“Oh! I leave all the money matters to him,” said Mrs. Lambert, with that expression of serene satisfaction in her husband that had already had a malign effect on Miss Mullen’s temper. “I know I can trust him.”
“You’ve a very different story to-day to what you had the last time I was here,” said Charlotte with a sneer. “Are all your doubts of him composed?”
The entrance of the tea-tray precluded all possibility of answer; but Charlotte knew that her javelin was quivering in the wound. The moment the door closed behind the servant, Mrs. Lambert turned upon her assailant with the whimper in her voice that Charlotte knew so well.
“I greatly regretted, Charlotte,” she said, with as much dignity as she could muster, “speaking to you the way I did, for I believe now I was totally mistaken.”

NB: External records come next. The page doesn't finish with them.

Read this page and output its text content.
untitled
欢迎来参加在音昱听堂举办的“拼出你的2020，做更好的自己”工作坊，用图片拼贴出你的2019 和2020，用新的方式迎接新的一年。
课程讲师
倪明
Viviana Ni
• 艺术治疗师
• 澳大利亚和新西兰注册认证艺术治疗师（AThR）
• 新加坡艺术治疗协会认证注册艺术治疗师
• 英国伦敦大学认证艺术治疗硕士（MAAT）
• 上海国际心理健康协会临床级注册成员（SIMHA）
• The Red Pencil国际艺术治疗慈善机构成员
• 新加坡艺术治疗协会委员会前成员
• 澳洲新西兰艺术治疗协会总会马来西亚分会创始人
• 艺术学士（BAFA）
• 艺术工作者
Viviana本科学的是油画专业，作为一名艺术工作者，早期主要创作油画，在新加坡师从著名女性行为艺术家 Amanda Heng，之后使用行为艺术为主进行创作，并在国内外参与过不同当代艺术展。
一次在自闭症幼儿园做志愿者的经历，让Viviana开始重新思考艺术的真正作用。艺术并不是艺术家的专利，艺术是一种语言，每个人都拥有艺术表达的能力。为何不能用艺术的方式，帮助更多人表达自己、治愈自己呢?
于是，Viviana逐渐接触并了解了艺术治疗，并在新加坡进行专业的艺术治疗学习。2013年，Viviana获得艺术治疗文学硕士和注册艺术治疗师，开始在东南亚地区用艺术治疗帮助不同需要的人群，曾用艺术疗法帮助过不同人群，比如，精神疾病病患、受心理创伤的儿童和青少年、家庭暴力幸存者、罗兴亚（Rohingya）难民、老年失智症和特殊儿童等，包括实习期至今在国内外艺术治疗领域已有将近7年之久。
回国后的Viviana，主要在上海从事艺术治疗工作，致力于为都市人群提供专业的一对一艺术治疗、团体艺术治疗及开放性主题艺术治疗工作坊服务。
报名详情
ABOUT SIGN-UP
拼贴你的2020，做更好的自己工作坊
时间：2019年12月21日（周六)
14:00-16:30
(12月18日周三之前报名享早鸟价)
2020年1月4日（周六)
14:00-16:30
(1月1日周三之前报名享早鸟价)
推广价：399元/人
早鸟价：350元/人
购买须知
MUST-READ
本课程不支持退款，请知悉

It might be imagined that Charlotte would have taken pleasure in Mrs. Lambert’s security, inasmuch as it implied her own; but, so far from this being the case, it was intolerable to her that her friend should be blind to the fact that tortured her night and day.
“And what’s changed your mind, might I ask?”
“His conduct has changed my mind, Charlotte,” replied Mrs. Lambert severely; “and that’s enough for me.”
“Well, I’m glad you’re pleased with his conduct, Lucy; but if he was my husband I’d find out what he was doing at Tally Ho every day in the week before I was so rejoiced about him.”
Charlotte’s face had flushed in the heat of argument, and Mrs. Lambert felt secretly a little frightened.
“Begging your pardon, Charlotte,” she said, still striving after dignity, “he’s not there every day, and when he does go it’s to talk business with you he goes, about Gurthnamuckla and money and things like that.”